Task-Oriented Genetic Activation for Large-Scale Complex Heterogeneous Graph Embedding

Abstract

The recent success of deep graph embedding innovates the graphical information characterization methodologies. However, in real-world applications, such a method still struggles with the challenges of heterogeneity, scalability, and multiplex. To address these challenges, in this study, we propose a novel solution, Genetic hEterogeneous gRaph eMbedding (GERM), which enables flexible and efficient task-driven vertex embedding in a complex heterogeneous graph. Unlike prior efforts for this track of studies, we employ a task-oriented genetic activation strategy to efficiently generate the "Edge Type Activated Vector" (ETAV) over the edge types in the graph. The generated ETAV can not only reduce the incompatible noise and navigate the heterogeneous graph random walk at the graph-schema level, but also activate an optimized subgraph for efficient representation learning.
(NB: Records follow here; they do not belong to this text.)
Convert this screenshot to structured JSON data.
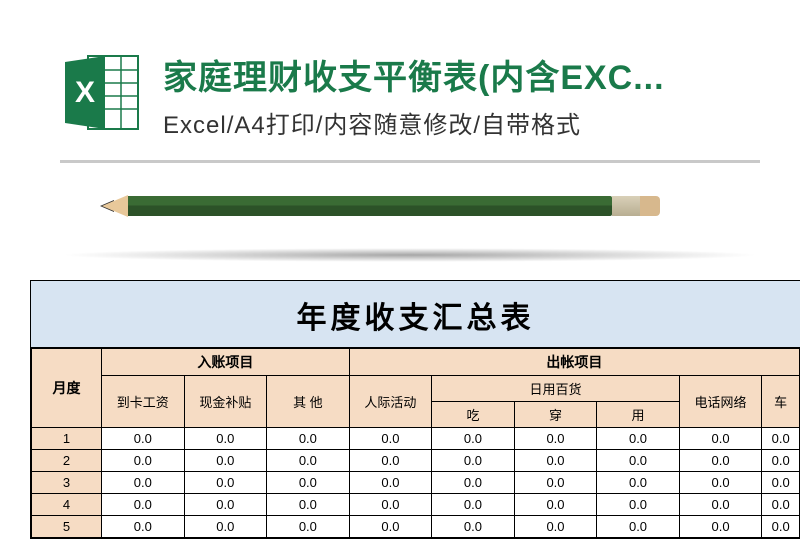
{
  "header": {
    "title": "家庭理财收支平衡表(内含EXC...",
    "subtitle": "Excel/A4打印/内容随意修改/自带格式"
  },
  "sheet": {
    "title": "年度收支汇总表",
    "group_month": "月度",
    "group_in": "入账项目",
    "group_out": "出帐项目",
    "group_daily": "日用百货",
    "cols_in": [
      "到卡工资",
      "现金补贴",
      "其    他"
    ],
    "col_social": "人际活动",
    "cols_daily": [
      "吃",
      "穿",
      "用"
    ],
    "col_phone": "电话网络",
    "col_car": "车",
    "months": [
      "1",
      "2",
      "3",
      "4",
      "5"
    ],
    "value": "0.0"
  },
  "chart_data": {
    "type": "table",
    "title": "年度收支汇总表",
    "row_header": "月度",
    "column_groups": [
      {
        "name": "入账项目",
        "columns": [
          "到卡工资",
          "现金补贴",
          "其他"
        ]
      },
      {
        "name": "出帐项目",
        "columns": [
          "人际活动",
          "日用百货-吃",
          "日用百货-穿",
          "日用百货-用",
          "电话网络",
          "车"
        ]
      }
    ],
    "rows": [
      {
        "month": "1",
        "values": [
          0.0,
          0.0,
          0.0,
          0.0,
          0.0,
          0.0,
          0.0,
          0.0,
          0.0
        ]
      },
      {
        "month": "2",
        "values": [
          0.0,
          0.0,
          0.0,
          0.0,
          0.0,
          0.0,
          0.0,
          0.0,
          0.0
        ]
      },
      {
        "month": "3",
        "values": [
          0.0,
          0.0,
          0.0,
          0.0,
          0.0,
          0.0,
          0.0,
          0.0,
          0.0
        ]
      },
      {
        "month": "4",
        "values": [
          0.0,
          0.0,
          0.0,
          0.0,
          0.0,
          0.0,
          0.0,
          0.0,
          0.0
        ]
      },
      {
        "month": "5",
        "values": [
          0.0,
          0.0,
          0.0,
          0.0,
          0.0,
          0.0,
          0.0,
          0.0,
          0.0
        ]
      }
    ]
  }
}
By revealing the correlation between the graph structure and task information, the model interpretability can be enhanced as well. Meanwhile, an activated heterogeneous skip-gram framework is proposed to encapsulate both topological and task-specific information of a given heterogeneous graph. Through extensive experiments on both scholarly and e-commerce datasets, we demonstrate the efficacy and scalability of the proposed methods via various search/recommendation tasks. GERM can significantly reduces the running time and remove expert-intervention without sacrificing the performance (or even modestly improve) by comparing with baselines.